Lhasa Apsos are the clever, whimsical toddlers of the dog world. They’re super smart but will only show off their skills if they’re in the mood. Think of them as little geniuses who do things on their own terms. Training them? It’s all about making it fun and interesting for them.

These pups have strong guarding instincts. They’re fearless when it comes to protecting their home and can be quite vocal about it. It’s important to train and socialize them properly to manage these instincts, as they might get a bit too protective.

Training sessions with a Lhasa Apso can turn into playtime because they’re naturally playful. Consistency and patience are key to getting them to focus and learn. They might bark a bit too much, especially at strangers or other dogs. It’s something to watch out for, as too much barking can be stressful for both you and your furry friend.

10. French Bulldog

dog iq rank

Are French Bulldogs smart? Well, they’re like the artists of the dog world – emotionally intelligent but a bit slow in learning new tricks. They love their treats, which can be a great motivator, but their stubborn streak might make you wonder just how smart they are.

French Bulldogs are often seen snoozing away, leading some to label them as lazy. But ask any Frenchie owner, and they’ll tell you about the bursts of energy these dogs have when they’re awake.
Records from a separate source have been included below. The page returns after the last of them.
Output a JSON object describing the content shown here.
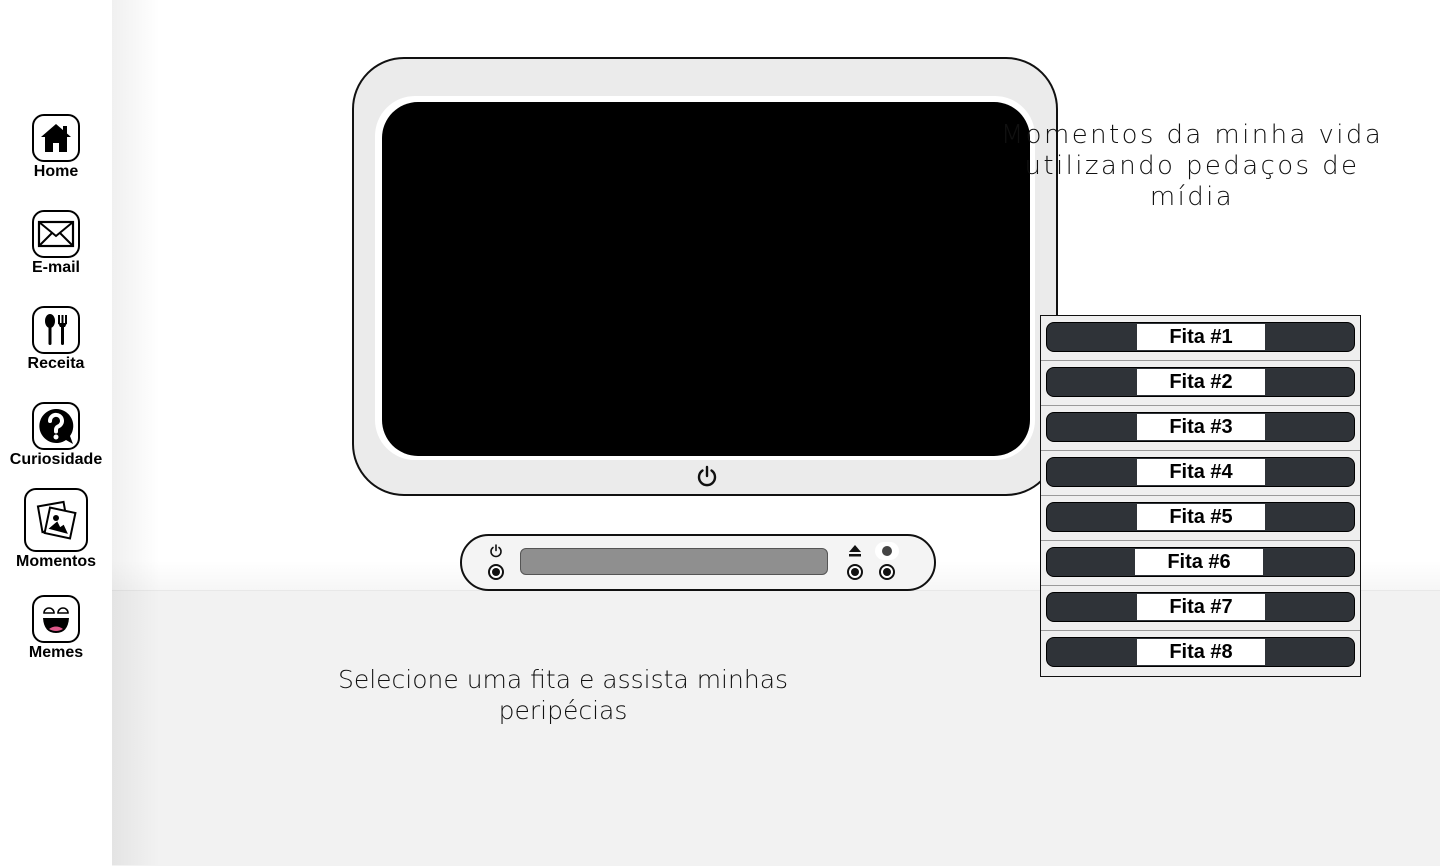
{
  "sidebar": {
    "items": [
      {
        "label": "Home",
        "icon": "home-icon"
      },
      {
        "label": "E-mail",
        "icon": "envelope-icon"
      },
      {
        "label": "Receita",
        "icon": "utensils-icon"
      },
      {
        "label": "Curiosidade",
        "icon": "question-icon"
      },
      {
        "label": "Momentos",
        "icon": "photos-icon"
      },
      {
        "label": "Memes",
        "icon": "laughing-face-icon"
      }
    ]
  },
  "main": {
    "headline_line1": "Momentos da minha vida",
    "headline_line2": "utilizando pedaços de mídia",
    "instruction": "Selecione uma fita e assista minhas peripécias",
    "tapes": [
      {
        "label": "Fita #1"
      },
      {
        "label": "Fita #2"
      },
      {
        "label": "Fita #3"
      },
      {
        "label": "Fita #4"
      },
      {
        "label": "Fita #5"
      },
      {
        "label": "Fita #6"
      },
      {
        "label": "Fita #7"
      },
      {
        "label": "Fita #8"
      }
    ]
  },
  "colors": {
    "screen": "#000000",
    "tv_body": "#ebebeb",
    "tape_shell": "#2f3338",
    "vcr_slot": "#8f8f8f",
    "floor": "#f2f2f2"
  }
}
Sometimes, they’re so energetic that they don’t know when to stop!

These dogs are true entertainers at heart. Playful and funny, they’re often called “clown dogs,” especially with their unique bat-like ears adding to their charm. And yes, Frenchies have a bit of an upscale reputation too.
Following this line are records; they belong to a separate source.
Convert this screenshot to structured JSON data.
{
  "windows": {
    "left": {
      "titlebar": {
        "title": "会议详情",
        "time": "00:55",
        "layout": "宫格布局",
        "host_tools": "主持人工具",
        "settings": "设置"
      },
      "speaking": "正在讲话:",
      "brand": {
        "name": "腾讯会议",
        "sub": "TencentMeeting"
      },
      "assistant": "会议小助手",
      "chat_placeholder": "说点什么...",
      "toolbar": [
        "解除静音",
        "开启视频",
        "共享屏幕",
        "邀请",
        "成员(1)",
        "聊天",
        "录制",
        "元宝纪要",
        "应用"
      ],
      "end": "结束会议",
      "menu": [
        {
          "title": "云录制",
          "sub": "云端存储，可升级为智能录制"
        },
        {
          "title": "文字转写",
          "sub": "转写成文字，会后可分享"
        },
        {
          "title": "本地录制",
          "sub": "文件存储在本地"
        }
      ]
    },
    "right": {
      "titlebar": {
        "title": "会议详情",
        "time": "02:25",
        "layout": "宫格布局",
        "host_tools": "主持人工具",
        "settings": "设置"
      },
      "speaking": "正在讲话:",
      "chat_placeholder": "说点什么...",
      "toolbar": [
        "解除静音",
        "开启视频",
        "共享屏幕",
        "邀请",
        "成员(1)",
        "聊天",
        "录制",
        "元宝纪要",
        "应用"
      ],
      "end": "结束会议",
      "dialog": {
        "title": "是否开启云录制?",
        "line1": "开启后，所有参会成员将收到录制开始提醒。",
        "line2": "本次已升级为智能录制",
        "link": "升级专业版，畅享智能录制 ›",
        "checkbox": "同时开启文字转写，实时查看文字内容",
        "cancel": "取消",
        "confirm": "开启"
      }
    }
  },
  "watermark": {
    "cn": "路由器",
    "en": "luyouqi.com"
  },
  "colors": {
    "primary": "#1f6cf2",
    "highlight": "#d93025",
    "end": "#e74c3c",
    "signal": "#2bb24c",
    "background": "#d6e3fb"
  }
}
What are Different Types of Dog Intelligence?

Different dogs are smart in different ways, and a lot of it depends on their breed. According to Coren, there are three kinds of dog smarts:

  • Instinctive (the skills they’re born to do)
  • Adaptive (how well they learn from what’s around them)
  • Working and obedience (like learning commands and tricks)


While the term “dumbest dog breeds” might come up in discussions about canine intelligence, it’s important to remember that intelligence in dogs can be multifaceted. Dog breed intelligence isn’t just about obedience intelligence or the ability to follow commands like a Border Collie. Border Collies are known for their high obedience intelligence.

Each breed, whether considered among the less intelligent breeds or not, has unique qualities. Some dogs might not excel in traditional obedience but could be very chill dogs, offering companionship and love.

So, when we talk about the intelligence of our canine friends, it’s essential to appreciate the diverse ways in which different breeds express their smarts and charm.